Hence when you transferred a patient from the ER to the catheterization lab you used either a “transport monitor” or a defibrillator with a monitor, ideally connected to the antenna system in the facility.

These monitors (transport monitors) as well as patient worn telemetry transmitters were then viewed from what they called a centralized viewing area. Trained monitor technicians then viewed and watched the physiological signals for any abnormalities.

When something alarmed or looked out of the ordinary, they could send out a designated page that would alert the clinician via a standard paging system. Even several facilities from hundreds of miles away could be monitored through wide area links that were a part of this architecture and could include this paging option.

ER diversions were curtailed by this deployment because you could make any “bed” a monitored bed. Patients could leave high acuity areas lowering costs because of the increased level of patient monitoring. That was in 1997. Know a lot about this as described because I ended up designing the majority of the VHF antenna infrastructure in hospitals across the United States for this architecture to include the wide area links. First what I would consider telemedicine for the wide area links.

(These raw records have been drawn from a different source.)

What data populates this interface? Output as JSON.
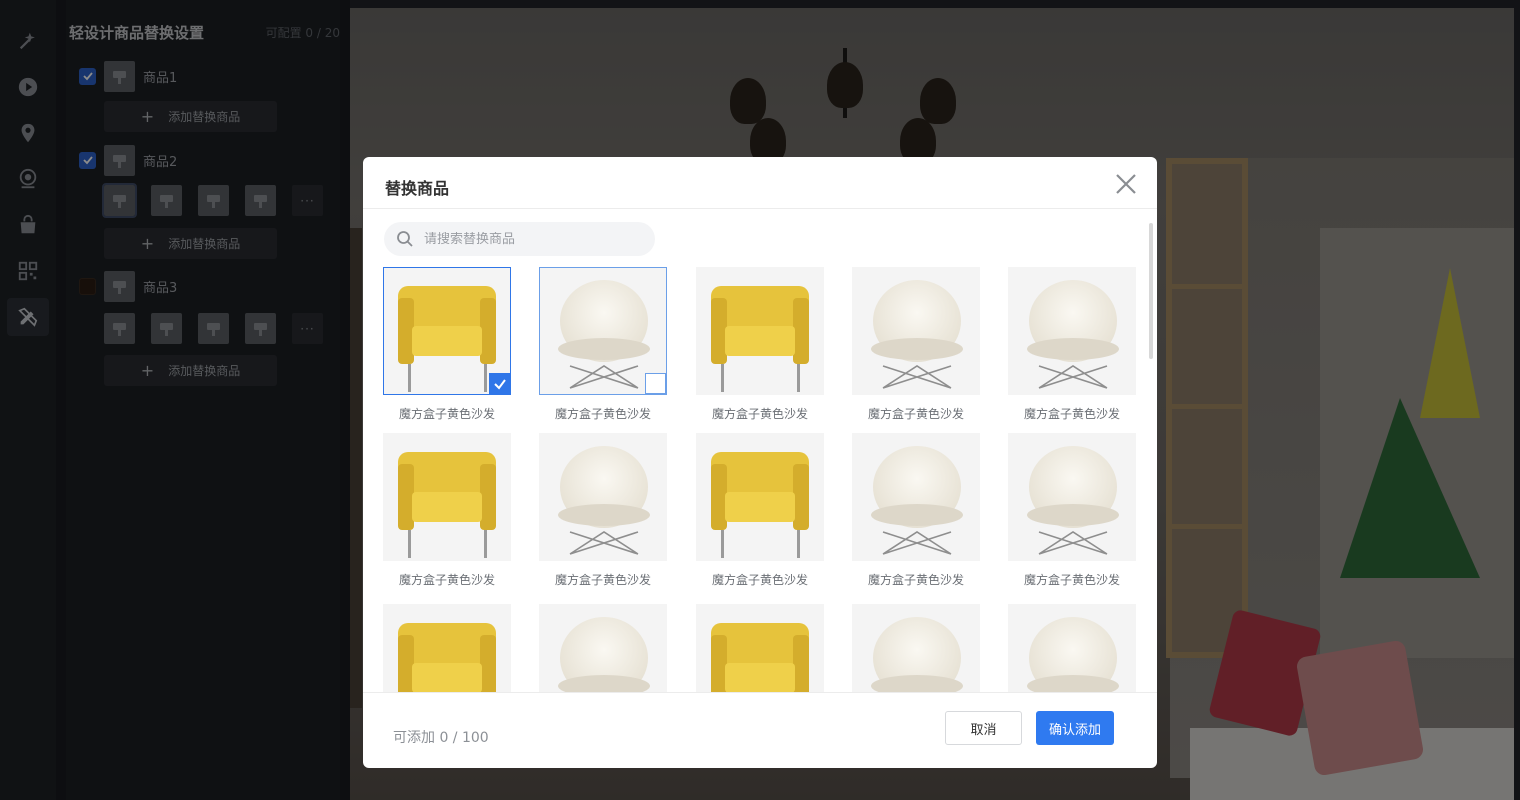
{
  "rail": {
    "items": [
      {
        "icon": "magic-wand-icon"
      },
      {
        "icon": "play-icon"
      },
      {
        "icon": "location-pin-icon"
      },
      {
        "icon": "camera-eye-icon"
      },
      {
        "icon": "shopping-bag-icon"
      },
      {
        "icon": "qr-code-icon"
      },
      {
        "icon": "design-tools-icon",
        "active": true
      }
    ]
  },
  "panel": {
    "title": "轻设计商品替换设置",
    "count": "可配置 0 / 20",
    "add_label": "添加替换商品",
    "more_label": "···",
    "products": [
      {
        "name": "商品1",
        "checked": true
      },
      {
        "name": "商品2",
        "checked": true
      },
      {
        "name": "商品3",
        "checked": false
      }
    ]
  },
  "modal": {
    "title": "替换商品",
    "search_placeholder": "请搜索替换商品",
    "cards": [
      {
        "label": "魔方盒子黄色沙发",
        "type": "yellow",
        "state": "selected"
      },
      {
        "label": "魔方盒子黄色沙发",
        "type": "white",
        "state": "hover"
      },
      {
        "label": "魔方盒子黄色沙发",
        "type": "yellow"
      },
      {
        "label": "魔方盒子黄色沙发",
        "type": "white"
      },
      {
        "label": "魔方盒子黄色沙发",
        "type": "white"
      },
      {
        "label": "魔方盒子黄色沙发",
        "type": "yellow"
      },
      {
        "label": "魔方盒子黄色沙发",
        "type": "white"
      },
      {
        "label": "魔方盒子黄色沙发",
        "type": "yellow"
      },
      {
        "label": "魔方盒子黄色沙发",
        "type": "white"
      },
      {
        "label": "魔方盒子黄色沙发",
        "type": "white"
      },
      {
        "type": "yellow"
      },
      {
        "type": "white"
      },
      {
        "type": "yellow"
      },
      {
        "type": "white"
      },
      {
        "type": "white"
      }
    ],
    "footer_count": "可添加 0 / 100",
    "cancel_label": "取消",
    "confirm_label": "确认添加"
  },
  "colors": {
    "primary": "#2f7af0",
    "panel_bg": "#1c1f23",
    "rail_bg": "#1e2126"
  }
}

In 2015 many medical device companies have “portable vital signs monitor” and the term patient worn monitoring is also being used”. Instead of custom VHF antenna systems; we now have the WLAN (Wireless LAN). However the use of spot check (intermittent) vital signs use monitoring continues on unabated as this is the standard.

The challenge to simply to make every sub acute bed a monitored bed; is the cost of around approximately 5-7K per bed. You also need to have to have skilled and trained clinicians at this level of acuity to monitor “continuous” vital signs and manage alarms in the correct clinical fashion.